Some 9 GW of so-called RFP (requests for power) auctions are underway, including in BC, Ontario, Quebec and Nova Scotia, where developers will compete to win government contracts to supply electricity to the grid. These procurements could power almost eight million Canadian homes.

The Canada Energy Regulator forecasted in November that new wind projects will make up 70 per cent of power wired into provincial grids in the next five years, with expectations over 6.2GW of additional generation will flow onto Canadian electricity networks by 2030.

“[We] recognize Ottawa is on a war footing… and needs to protect and bolster critical industries like Canadian steel when they are unfairly harmed by major trading partners,” said Melo, who confirmed plans for the latest steel tariff were kept secret from industry until the public announcement on Dec. 5. 

He said the wind power sector aimed to be “a reliable customer for the Canadian steel sector,” but this would call for “prudent measures” not surprise tariffs, which only “drove up the cost of electricity for all ratepayers and made Canadian industry less productive and less competitive.” 

“A managed transition that bolsters domestic production capacity while ensuring the billions of dollars in private-sector investment being made in Canada’s clean electricity system don’t fail is the only way forward,” Melo said. “Otherwise, we could see a bunch of wind projects being cancelled.”

Turbine towers can account for 20 to 30 per cent of the total capital cost of a wind farm. Each tower, made up of cylindrical sections weighing tens of tonnes, can cost as much as $1 million for the largest turbine models now being installed. 

Solitary Canadian tower maker

One Canadian company for which the tariffs are a potential boon is Marmen, the only turbine tower maker in the country — though there were once eight manufacturers, with multiple facilities in Saskatchewan, Ontario, Nova Scotia and Quebec. 

The Trois-Rivières, Que.-based outfit, which ships its towers overseas into international markets as well as domestically, said there were both commercial and environmental benefits to sourcing turbine towers from Canadian manufacturers. 

“The return of wind power in provincial government policies and the [tax] measures announced by the federal government are creating favorable [market] conditions for stimulating and increasing the production of wind towers,” said Marmen, in a statement, adding that calculations by Delphi, a consultancy, showed every 1GW of imported towers generates a carbon footprint 100,000 tonnes greater than that manufactured in Canada. 

“The government’s [steel tariff] announcement is a positive step toward strengthening Canada’s industrial sovereignty, protecting local jobs, and ensuring a sustainable future for our manufacturing sector,” it said.

This week, Skookum Manufacturing, a company run by entrepreneur Larry Timlick, announced plans to convert a former sawmill site outside Prince George, BC, into a turbine tower factory. 

Melo called the news “encouraging” but underlined this was only a “land deal [at this point] and there is a way to go” before the proposed plant could start delivering the 200 towers a year it forecasts. “We need towers now,” he noted. 
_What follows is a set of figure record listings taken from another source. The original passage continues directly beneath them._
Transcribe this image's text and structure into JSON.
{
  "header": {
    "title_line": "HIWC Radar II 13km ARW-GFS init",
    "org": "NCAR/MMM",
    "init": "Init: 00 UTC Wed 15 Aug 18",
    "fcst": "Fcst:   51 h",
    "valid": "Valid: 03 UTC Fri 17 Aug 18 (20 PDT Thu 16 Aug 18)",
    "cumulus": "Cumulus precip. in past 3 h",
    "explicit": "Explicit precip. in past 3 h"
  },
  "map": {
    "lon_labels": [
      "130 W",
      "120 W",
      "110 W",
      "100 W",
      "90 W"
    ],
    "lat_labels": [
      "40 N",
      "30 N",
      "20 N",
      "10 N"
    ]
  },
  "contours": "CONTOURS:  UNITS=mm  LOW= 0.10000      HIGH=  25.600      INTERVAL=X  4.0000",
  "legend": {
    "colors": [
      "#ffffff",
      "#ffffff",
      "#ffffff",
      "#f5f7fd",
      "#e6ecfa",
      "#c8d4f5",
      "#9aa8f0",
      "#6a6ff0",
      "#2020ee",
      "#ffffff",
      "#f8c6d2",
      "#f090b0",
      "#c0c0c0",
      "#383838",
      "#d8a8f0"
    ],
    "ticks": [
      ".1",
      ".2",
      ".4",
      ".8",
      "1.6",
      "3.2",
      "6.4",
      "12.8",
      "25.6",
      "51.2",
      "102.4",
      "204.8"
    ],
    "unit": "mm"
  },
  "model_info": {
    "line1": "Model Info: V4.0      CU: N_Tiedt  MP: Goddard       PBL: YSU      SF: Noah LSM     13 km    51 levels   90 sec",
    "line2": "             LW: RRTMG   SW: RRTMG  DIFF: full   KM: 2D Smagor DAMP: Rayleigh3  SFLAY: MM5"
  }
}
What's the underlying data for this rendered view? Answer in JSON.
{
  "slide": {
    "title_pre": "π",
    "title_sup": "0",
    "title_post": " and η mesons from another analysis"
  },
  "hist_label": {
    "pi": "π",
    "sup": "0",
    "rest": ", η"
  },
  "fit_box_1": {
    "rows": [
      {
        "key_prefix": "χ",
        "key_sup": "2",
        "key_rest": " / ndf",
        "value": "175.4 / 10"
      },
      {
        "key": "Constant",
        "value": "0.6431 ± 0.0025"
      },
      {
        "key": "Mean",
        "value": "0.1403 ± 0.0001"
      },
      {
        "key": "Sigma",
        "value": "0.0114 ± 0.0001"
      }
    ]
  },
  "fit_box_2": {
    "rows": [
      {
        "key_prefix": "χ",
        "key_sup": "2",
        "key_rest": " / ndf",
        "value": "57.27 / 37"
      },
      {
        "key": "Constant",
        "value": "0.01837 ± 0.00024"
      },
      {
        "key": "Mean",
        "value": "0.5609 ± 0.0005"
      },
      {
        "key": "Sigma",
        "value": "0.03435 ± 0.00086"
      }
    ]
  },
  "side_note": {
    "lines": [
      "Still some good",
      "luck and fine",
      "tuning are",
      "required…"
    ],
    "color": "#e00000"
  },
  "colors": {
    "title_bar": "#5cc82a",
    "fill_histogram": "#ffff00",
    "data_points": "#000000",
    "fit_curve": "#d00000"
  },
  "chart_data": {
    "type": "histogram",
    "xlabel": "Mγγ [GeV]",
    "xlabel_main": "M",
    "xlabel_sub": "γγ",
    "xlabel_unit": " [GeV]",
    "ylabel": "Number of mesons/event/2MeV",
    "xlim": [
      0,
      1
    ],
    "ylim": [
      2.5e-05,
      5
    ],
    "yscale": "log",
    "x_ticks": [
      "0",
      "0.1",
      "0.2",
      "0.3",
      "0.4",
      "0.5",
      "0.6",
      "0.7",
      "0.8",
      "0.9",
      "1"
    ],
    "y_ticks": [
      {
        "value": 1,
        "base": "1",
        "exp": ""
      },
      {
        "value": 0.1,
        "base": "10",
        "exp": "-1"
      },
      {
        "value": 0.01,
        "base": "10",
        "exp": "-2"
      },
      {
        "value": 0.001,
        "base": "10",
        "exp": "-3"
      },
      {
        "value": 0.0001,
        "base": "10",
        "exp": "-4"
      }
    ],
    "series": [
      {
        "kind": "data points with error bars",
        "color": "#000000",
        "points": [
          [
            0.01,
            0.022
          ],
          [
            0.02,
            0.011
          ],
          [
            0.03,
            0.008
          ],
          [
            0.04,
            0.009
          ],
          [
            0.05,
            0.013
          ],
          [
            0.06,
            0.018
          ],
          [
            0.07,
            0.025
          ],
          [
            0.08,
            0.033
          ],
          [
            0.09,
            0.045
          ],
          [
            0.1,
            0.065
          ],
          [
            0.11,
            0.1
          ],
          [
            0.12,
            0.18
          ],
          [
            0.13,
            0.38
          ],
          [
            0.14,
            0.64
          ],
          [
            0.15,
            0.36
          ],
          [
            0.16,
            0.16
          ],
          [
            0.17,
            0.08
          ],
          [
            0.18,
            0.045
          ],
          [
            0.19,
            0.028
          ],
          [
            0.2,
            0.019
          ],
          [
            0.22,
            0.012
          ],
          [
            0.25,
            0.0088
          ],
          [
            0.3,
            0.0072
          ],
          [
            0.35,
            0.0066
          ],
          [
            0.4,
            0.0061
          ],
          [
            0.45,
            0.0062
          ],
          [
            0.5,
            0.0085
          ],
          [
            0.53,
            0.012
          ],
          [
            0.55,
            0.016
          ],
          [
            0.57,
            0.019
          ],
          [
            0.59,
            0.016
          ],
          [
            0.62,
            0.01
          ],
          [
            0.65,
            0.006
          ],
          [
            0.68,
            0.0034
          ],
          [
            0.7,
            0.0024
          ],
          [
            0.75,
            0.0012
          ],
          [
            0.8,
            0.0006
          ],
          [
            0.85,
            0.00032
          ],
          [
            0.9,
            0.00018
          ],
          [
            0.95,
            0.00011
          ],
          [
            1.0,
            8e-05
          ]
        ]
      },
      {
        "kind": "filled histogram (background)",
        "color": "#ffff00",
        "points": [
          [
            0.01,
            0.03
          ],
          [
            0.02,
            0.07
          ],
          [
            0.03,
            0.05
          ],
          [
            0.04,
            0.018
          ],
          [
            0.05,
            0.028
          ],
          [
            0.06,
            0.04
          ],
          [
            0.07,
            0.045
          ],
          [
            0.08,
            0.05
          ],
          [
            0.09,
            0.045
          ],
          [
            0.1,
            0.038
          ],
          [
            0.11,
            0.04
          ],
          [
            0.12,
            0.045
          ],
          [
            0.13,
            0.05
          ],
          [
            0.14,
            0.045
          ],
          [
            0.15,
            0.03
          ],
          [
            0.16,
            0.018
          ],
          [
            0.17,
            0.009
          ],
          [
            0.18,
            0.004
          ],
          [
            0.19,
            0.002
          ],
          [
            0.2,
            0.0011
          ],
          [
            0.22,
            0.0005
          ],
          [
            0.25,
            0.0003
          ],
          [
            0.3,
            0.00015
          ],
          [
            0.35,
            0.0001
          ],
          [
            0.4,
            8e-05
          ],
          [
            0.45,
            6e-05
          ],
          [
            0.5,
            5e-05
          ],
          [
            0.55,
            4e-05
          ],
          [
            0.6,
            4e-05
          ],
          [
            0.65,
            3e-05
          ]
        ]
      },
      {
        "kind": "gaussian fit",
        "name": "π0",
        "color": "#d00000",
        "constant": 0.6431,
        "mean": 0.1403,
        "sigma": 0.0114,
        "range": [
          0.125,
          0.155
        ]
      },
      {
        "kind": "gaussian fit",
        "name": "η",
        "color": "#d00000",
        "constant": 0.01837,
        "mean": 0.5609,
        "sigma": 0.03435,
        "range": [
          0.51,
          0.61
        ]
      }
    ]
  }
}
Leitch said: “We can get a lot done with wind — and solar and batteries — in our country [to advance the energy transition], with ratepayers reaping the benefits. 

“But the government has to keep an open ear to this — they can’t want provincial procurements to be negatively impacted, and it would, to our minds, only take some minor tweaks to the policy to ensure we get all this clean power onto the grid as soon as possible.”

Absent the construction of new domestic turbine tower manufacturing capacity, said Melo, the steel tariff could end up working against Ottawa’s economic development strategy. “Canada can be its own best customer, but not by kneecapping the industries trying to build our energy future. This tariff won’t put Canadians back to work, and it won’t create new jobs.”